Taiwanese container line Evergreen Marine is heading overseas for a new euro convertible bond issue.

The sale of $300m worth of securities is the first of its kind for the shipowner, which has been hit by the coronavirus slowdown.

The debt matures over five years.

The coupon will be temporarily set at 0%, but the issue will then be switched into Taiwanese dollars. A permanent interest rate was not revealed.

The money will be used to finance the purchase of "materials and equipment overseas", Evergreen Marine said.

State loan guarantees

In June, the company said it was applying for TWD 8bn ($271.5m) in loans to be guaranteed by the government.

Taiwan launched a relief package of more than TWD 30bn in May for its main shipping companies.

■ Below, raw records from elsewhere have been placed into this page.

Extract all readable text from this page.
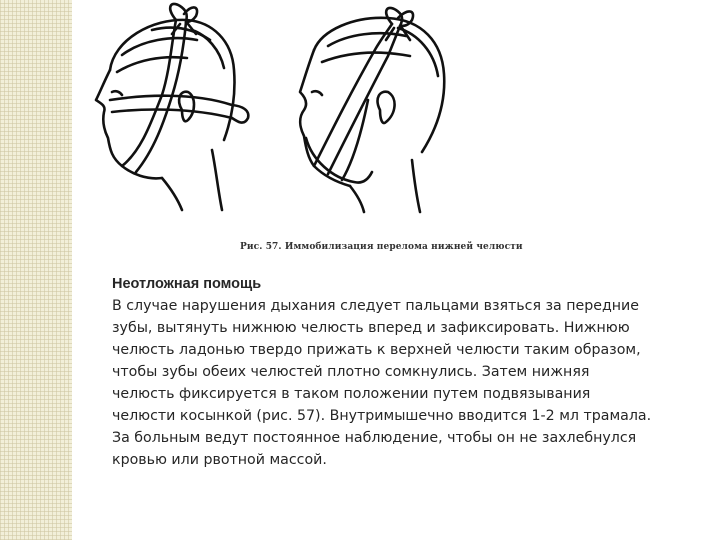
Рис. 57. Иммобилизация перелома нижней челюсти
Неотложная помощь
В случае нарушения дыхания следует пальцами взяться за передние
зубы, вытянуть нижнюю челюсть вперед и зафиксировать. Нижнюю
челюсть ладонью твердо прижать к верхней челюсти таким образом,
чтобы зубы обеих челюстей плотно сомкнулись. Затем нижняя
челюсть фиксируется в таком положении путем подвязывания
челюсти косынкой (рис. 57). Внутримышечно вводится 1-2 мл трамала.
За больным ведут постоянное наблюдение, чтобы он не захлебнулся
кровью или рвотной массой.
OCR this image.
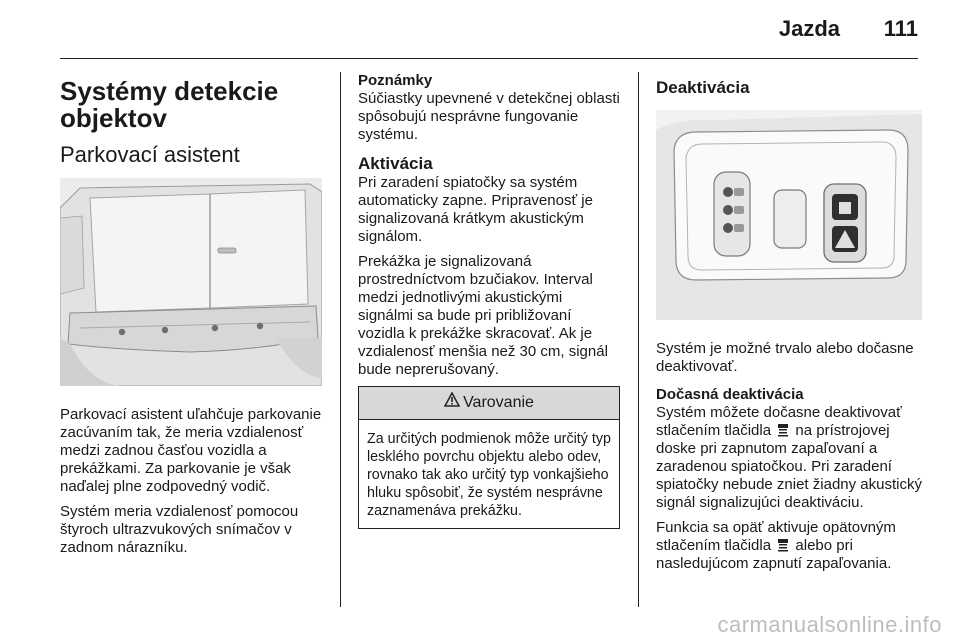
Jazda 111
Systémy detekcie objektov
Parkovací asistent

Parkovací asistent uľahčuje parkovanie zacúvaním tak, že meria vzdialenosť medzi zadnou časťou vozidla a prekážkami. Za parkovanie je však naďalej plne zodpovedný vodič.

Systém meria vzdialenosť pomocou štyroch ultrazvukových snímačov v zadnom nárazníku.

Poznámky

Súčiastky upevnené v detekčnej oblasti spôsobujú nesprávne fungovanie systému.

Aktivácia

Pri zaradení spiatočky sa systém automaticky zapne. Pripravenosť je signalizovaná krátkym akustickým signálom.

Prekážka je signalizovaná prostredníctvom bzučiakov. Interval medzi jednotlivými akustickými signálmi sa bude pri približovaní vozidla k prekážke skracovať. Ak je vzdialenosť menšia než 30 cm, signál bude neprerušovaný.

Varovanie
Za určitých podmienok môže určitý typ lesklého povrchu objektu alebo odev, rovnako tak ako určitý typ vonkajšieho hluku spôsobiť, že systém nesprávne zaznamenáva prekážku.
Deaktivácia

Systém je možné trvalo alebo dočasne deaktivovať.

Dočasná deaktivácia

Systém môžete dočasne deaktivovať stlačením tlačidla na prístrojovej doske pri zapnutom zapaľovaní a zaradenou spiatočkou. Pri zaradení spiatočky nebude zniet žiadny akustický signál signalizujúci deaktiváciu.

Funkcia sa opäť aktivuje opätovným stlačením tlačidla alebo pri nasledujúcom zapnutí zapaľovania.

carmanualsonline.info
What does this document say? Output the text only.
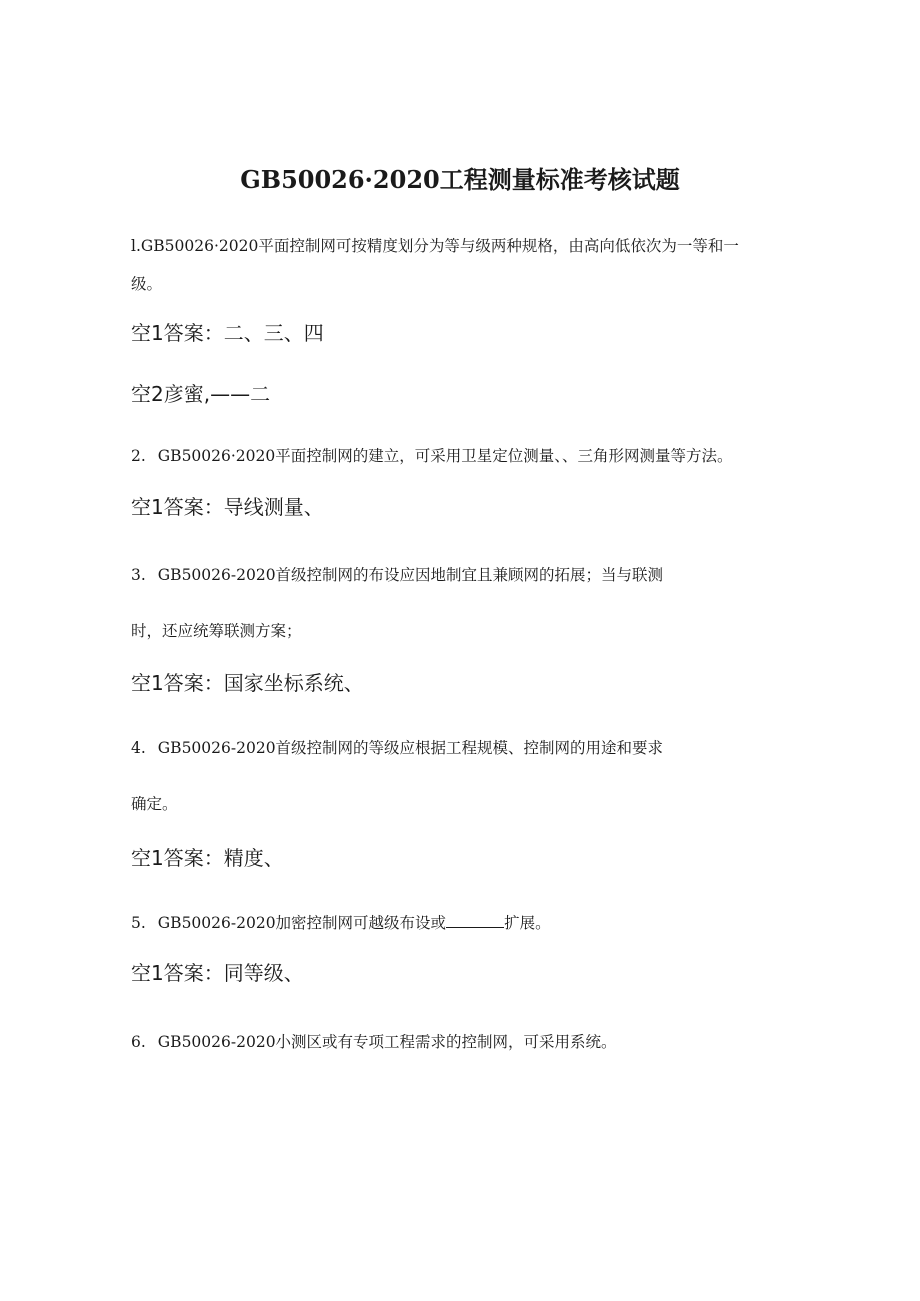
GB50026·2020工程测量标准考核试题
l.GB50026·2020平面控制网可按精度划分为等与级两种规格，由高向低依次为一等和一
级。
空1答案：二、三、四
空2彦蜜,——二
2. GB50026·2020平面控制网的建立，可采用卫星定位测量、、三角形网测量等方法。
空1答案：导线测量、
3. GB50026-2020首级控制网的布设应因地制宜且兼顾网的拓展；当与联测
时，还应统筹联测方案；
空1答案：国家坐标系统、
4. GB50026-2020首级控制网的等级应根据工程规模、控制网的用途和要求
确定。
空1答案：精度、
5. GB50026-2020加密控制网可越级布设或	扩展。
空1答案：同等级、
6. GB50026-2020小测区或有专项工程需求的控制网，可采用系统。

Officials from the Ministry of Transportation and Communications met the chairmen of Evergreen and Yang Ming Marine Transport to discuss the scheme.

TradeWinds reported the package is composed of TWD 30bn credit guarantees and TWD 243m in subsidies for interest payments.

The state did not reveal how much financial support Evergreen and Yang Ming will receive, but they were expected to be the main beneficiaries.

With the Covid-19 crisis hitting container shipping demand, the number of lines in need of government support has been increasing.

French operator CMA CGM and South Korea's HMM have together received state-backed loans totalling more than $1.71bn.

Evergreen logged a net loss of TWD 442m in the first quarter, compared to profit of TWD 560m in the same period of last year.

Revenue fell to TWD 43.5bn from TWD 45.7bn.

In late 2016, Taiwan reportedly offered $1.9bn relief to Evergreen and Yang Ming, which were caught up in the container shipping industry’s last downturn.